Ratatouille at 15
From the wildly inventive mind of Brad Bird, Ratatouille burst onto cinema screens with a joyous energy characteristic of the early Pixar classics. We follow Remy (Patton Oswald), a rat who has keen senses of smell and taste, whose talents go underappreciated by his garbage-munching family. After being washed away from home and hearth, he finds himself in the vicinity of Gusteau’s restaurant in Paris. He begins his journey to become a chef alongside the new garbage boy, Alfredo Linguini.
While the plot and characterization are delightful and occasionally absurd, Ratatouille also deserves acclaim for its filmic representation of taste. Bird had to translate the sense into a purely audio-visual medium, while still making the film palatable to young viewers.
The most obvious technique is the animation of the food sequences themselves. Cooking is dynamic: the food glistens on the plate, soup bubbles and steams, and each ingredient is rendered in detail. Gourmet chefs from both France and the U.S. were consulted to ensure that the food looked delicious on screen, and the animators certainly delivered on this promise.

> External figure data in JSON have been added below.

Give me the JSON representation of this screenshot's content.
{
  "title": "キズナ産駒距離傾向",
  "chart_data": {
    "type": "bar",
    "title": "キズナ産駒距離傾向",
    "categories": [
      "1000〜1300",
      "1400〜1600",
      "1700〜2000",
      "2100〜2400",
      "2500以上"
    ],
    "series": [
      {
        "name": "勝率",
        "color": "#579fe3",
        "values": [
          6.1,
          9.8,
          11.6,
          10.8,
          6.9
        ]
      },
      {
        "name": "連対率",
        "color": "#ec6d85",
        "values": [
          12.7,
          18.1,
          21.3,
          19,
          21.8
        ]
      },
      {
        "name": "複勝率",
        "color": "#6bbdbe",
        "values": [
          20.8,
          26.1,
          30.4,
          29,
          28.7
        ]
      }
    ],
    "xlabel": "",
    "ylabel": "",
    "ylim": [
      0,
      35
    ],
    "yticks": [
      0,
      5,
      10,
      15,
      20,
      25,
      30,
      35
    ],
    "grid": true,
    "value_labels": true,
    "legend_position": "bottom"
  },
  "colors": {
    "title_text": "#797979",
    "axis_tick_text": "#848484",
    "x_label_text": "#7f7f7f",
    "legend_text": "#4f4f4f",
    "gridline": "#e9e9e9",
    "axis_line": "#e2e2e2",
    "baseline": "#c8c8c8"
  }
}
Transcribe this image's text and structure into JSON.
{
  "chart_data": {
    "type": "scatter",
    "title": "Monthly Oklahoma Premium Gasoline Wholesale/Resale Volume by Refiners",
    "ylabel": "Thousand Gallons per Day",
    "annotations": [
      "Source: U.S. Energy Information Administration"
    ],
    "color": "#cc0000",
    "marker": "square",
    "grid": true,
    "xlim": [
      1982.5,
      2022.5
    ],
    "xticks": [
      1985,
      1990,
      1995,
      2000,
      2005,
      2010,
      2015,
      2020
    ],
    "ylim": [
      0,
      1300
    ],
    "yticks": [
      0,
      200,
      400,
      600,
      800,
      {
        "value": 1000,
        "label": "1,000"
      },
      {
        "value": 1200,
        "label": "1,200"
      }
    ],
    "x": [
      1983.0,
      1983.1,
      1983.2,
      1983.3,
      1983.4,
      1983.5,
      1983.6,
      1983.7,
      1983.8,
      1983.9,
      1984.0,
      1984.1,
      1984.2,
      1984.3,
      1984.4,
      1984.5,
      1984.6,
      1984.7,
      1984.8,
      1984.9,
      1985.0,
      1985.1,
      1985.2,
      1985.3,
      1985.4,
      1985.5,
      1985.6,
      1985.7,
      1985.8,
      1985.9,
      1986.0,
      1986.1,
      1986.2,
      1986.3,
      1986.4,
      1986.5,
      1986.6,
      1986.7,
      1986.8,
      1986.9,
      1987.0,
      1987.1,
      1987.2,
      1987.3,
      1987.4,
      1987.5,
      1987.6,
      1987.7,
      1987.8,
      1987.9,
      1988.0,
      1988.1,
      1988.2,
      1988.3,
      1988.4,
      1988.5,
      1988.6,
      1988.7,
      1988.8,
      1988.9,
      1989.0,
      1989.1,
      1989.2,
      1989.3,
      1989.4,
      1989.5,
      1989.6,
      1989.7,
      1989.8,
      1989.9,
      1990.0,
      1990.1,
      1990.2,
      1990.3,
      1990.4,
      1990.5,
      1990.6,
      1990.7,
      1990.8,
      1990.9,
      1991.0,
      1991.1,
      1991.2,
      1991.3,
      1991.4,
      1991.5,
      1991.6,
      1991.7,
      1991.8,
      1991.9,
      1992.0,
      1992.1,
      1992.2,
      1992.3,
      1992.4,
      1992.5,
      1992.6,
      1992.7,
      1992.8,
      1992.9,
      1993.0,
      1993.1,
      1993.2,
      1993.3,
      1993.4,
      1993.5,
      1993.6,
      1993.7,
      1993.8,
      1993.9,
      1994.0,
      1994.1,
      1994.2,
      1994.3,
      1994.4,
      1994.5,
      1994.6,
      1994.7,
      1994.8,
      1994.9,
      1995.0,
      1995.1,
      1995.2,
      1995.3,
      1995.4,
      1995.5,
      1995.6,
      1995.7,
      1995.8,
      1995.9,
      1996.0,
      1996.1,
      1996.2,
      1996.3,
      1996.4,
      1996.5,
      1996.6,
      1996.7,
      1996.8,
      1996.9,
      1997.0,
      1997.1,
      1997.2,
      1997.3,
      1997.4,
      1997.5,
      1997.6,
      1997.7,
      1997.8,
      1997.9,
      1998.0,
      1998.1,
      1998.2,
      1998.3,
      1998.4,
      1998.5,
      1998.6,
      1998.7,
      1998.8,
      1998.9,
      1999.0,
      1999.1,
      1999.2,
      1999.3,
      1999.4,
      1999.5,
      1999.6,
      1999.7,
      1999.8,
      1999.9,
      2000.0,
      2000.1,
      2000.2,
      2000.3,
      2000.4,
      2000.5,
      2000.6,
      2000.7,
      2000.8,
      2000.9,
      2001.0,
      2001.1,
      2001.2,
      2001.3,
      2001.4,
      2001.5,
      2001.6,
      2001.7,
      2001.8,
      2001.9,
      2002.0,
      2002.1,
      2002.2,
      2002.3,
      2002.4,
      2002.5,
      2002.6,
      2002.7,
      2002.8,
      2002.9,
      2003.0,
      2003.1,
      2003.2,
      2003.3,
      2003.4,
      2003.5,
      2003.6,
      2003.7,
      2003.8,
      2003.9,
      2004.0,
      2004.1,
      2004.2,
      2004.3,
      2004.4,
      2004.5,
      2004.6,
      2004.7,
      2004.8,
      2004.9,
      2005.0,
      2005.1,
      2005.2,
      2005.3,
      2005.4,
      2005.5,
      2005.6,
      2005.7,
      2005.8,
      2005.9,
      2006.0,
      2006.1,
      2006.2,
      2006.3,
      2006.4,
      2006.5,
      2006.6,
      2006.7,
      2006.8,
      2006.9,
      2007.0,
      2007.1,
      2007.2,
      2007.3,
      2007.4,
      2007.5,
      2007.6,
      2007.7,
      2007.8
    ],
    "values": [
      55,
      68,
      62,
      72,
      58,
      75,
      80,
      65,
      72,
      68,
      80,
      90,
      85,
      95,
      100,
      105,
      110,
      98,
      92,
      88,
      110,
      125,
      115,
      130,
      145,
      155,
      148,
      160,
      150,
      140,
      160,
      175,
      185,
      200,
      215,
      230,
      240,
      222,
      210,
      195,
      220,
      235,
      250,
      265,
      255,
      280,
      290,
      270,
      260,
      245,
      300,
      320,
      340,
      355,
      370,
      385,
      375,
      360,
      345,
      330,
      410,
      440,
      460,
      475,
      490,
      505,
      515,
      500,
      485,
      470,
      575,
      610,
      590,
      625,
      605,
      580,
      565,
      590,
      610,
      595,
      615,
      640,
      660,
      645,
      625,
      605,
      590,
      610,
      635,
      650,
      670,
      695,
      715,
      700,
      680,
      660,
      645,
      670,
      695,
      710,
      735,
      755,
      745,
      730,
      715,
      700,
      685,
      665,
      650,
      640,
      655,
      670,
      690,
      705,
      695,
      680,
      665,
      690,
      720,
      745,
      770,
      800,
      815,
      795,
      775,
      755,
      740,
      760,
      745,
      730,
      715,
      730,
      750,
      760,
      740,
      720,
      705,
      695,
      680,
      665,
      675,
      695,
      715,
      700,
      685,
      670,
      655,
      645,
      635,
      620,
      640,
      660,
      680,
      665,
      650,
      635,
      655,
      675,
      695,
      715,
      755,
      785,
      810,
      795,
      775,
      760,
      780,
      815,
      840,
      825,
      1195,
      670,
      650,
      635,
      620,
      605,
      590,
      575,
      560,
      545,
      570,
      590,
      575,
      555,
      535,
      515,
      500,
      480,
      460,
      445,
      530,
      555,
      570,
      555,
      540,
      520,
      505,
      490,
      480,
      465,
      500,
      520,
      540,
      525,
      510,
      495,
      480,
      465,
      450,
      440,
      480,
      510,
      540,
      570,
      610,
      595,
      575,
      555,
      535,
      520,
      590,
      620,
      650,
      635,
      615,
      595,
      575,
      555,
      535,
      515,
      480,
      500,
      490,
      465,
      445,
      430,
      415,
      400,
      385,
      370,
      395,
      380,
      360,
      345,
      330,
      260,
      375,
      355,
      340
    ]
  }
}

As Studio Ghibli has also shown, animation is a medium that can present perfect and tantalizing versions of dishes, appealing to our taste through our vision.
Yet, the act of tasting itself is a harder task to represent on screen. Aside from showing a character eating, or describing the food, filmmakers cannot evoke a specific taste in audiences. Yet, the animators came up with a brilliant idea to literally translate taste.
The idea stems from synaesthesia – a phenomenon where one sense can mingle with, and stimulate, another. For example, a person prone to synaesthesia might associate certain sounds with different colours or sensations.
Remy, our ravenous rodent, seems to have an acute version of this synaesthesia in his tasting scenes. Occasionally, when he concentrates on his taste, the animators darken the background behind him, and dancing colours appear for each ingredient, accompanied by a corresponding instrument. As he samples foods together, the colours and instruments mix and intertwines as he literally orchestrates his taste.
A surprisingly creative attempt to create an audial-visual version of taste, this method encourages the audience to focus on the different ingredients separately, and then together, joining the eating character on his journey of combining flavours. When first watching the film as a young child, I remember afterwards re-enacting the scene, attempting to isolate and then mingle flavours (with varying degrees of success). Even Remy’s garbage-eating brother attempts the same method, albeit with his more muted colours and instruments. It’s a skill to be trained, after all, but the film’s philosophy still rings true: anyone can cook. Anyone has taste.
The climactic tasting of Remy’s dish (Ratatouille) also brings in another element of taste: sense memory. In an evocative representation of the emotional impact of food, we see the usually stone-faced critic, Ego, transported back in time to his mother’s cooking after tasting the meal.
The best Michelin Star inspectors and chefs are often expected to have incredible sense memory, being able to compare the tastes of meals between restaurants over long periods of time. The dish’s ability to evoke such a strong flashback in the critic shows both his own incredible sensory memory, as well as the emotional power of the dish. Remy has managed to move someone with his food, and we, the audience, are moved by watching.
Attempts to represent taste on screen are few and far between. Yet, when done with enough creative flair, these attempts can change the way we react to food on the screen. Perhaps, one day, it will be good enough to eat.